İstanbul, enfes doğasıyla olduğu kadar günlük yaşamı, törenleri ve gelenekleriyle de yüzyıllarca yerli ve yabancı ressamlara esin kaynağı olmuştur. İstanbul; Sarayburnu, Haliç, Pera, Galata, Boğaziçi, sıcak bir Üsküdar sokağı, mezarlıklar, törenler, anıtsal mimari örnekleri, kahvehaneler, sokak satıcıları ve mesire yerleriyle bir gravürde, bir minyatürde, bir tuvalde küçük kesitler halinde yer almıştır.
Kitapta yer alan Flaman asıllı sanatçı Pieter Coeck van Aalst'ın İstanbul panoraması, Venedikli haritacı Giovanni Andrea Vavassore'nin harita tarzında betimlediği İstanbul görünümü ve Danimarka asıllı ressam Melchior Lorichs'in 11m. uzunluğunda ve 21 parçadan oluşan İstanbul panoraması ilk örnekler olarak önem taşır. Bu resimler, 16. yüzyıl İstanbul'unun görsel belgeleridir.
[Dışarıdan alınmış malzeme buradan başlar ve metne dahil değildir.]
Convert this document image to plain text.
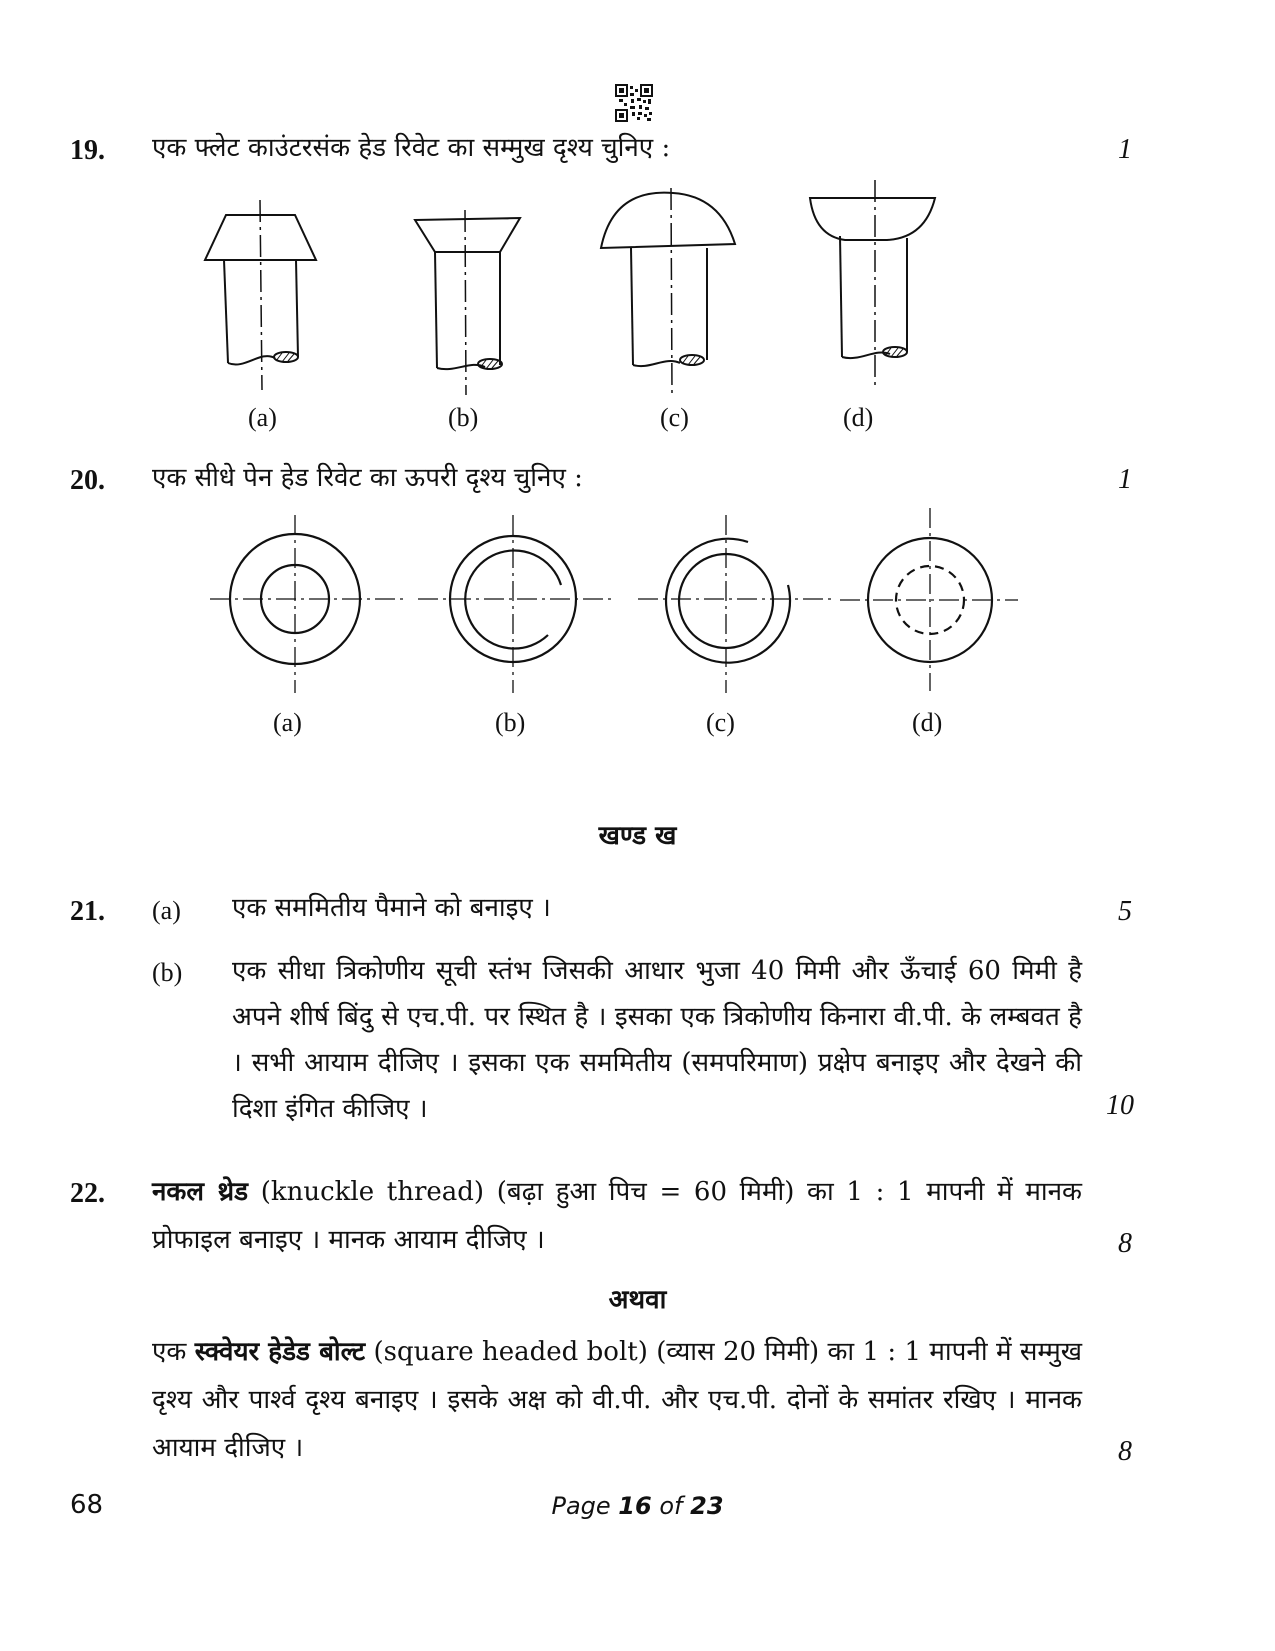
19. एक फ्लेट काउंटरसंक हेड रिवेट का सम्मुख दृश्य चुनिए :	1
(a)	(b)	(c)	(d)
20. एक सीधे पेन हेड रिवेट का ऊपरी दृश्य चुनिए :	1
(a)	(b)	(c)	(d)
खण्ड ख
21. (a) एक सममितीय पैमाने को बनाइए ।	5
(b) एक सीधा त्रिकोणीय सूची स्तंभ जिसकी आधार भुजा 40 मिमी और ऊँचाई 60 मिमी है अपने शीर्ष बिंदु से एच.पी. पर स्थित है । इसका एक त्रिकोणीय किनारा वी.पी. के लम्बवत है । सभी आयाम दीजिए । इसका एक सममितीय (समपरिमाण) प्रक्षेप बनाइए और देखने की दिशा इंगित कीजिए ।	10
22. नकल थ्रेड (knuckle thread) (बढ़ा हुआ पिच = 60 मिमी) का 1 : 1 मापनी में मानक प्रोफाइल बनाइए । मानक आयाम दीजिए ।	8
अथवा
एक स्क्वेयर हेडेड बोल्ट (square headed bolt) (व्यास 20 मिमी) का 1 : 1 मापनी में सम्मुख दृश्य और पार्श्व दृश्य बनाइए । इसके अक्ष को वी.पी. और एच.पी. दोनों के समांतर रखिए । मानक आयाम दीजिए ।	8
68	Page 16 of 23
Osmanlı nakkaşlarının minyatür üslubundaki İstanbul betimlemeleri de 16. yüzyıl İstanbul'unu farklı bir yorumla belgeler. İstanbul'un 100 Ressamı'nda 17. yüzyıldan itibaren Batılı ressamların İstanbul hayatı üzerinden Doğu tahayyülleri, 20. Yüzyılın ilk yarısında bir kısmı Sanayi-i Nefise Mektebi'nden mezun olmuş, Avrupa'da resim eğitimi almış Türk ressamların eserleri, Cumhuriyet döneminin usta isimleri de bir araya getirilmiştir.
İstanbul'un 100 Ressamı, kenti betimleyen yerli ve yabancı sanatçıların kısa özgeçmişlerini ve yapıtlarını okuyucuya sunarken, bu sanatçıların kentin sosyal yaşamına dair gözlemlerinin yansıdığı eserlerle, 15. yüzyıldan günümüze kadar çok yönlü bir İstanbul panoraması da ortaya koymaktadır.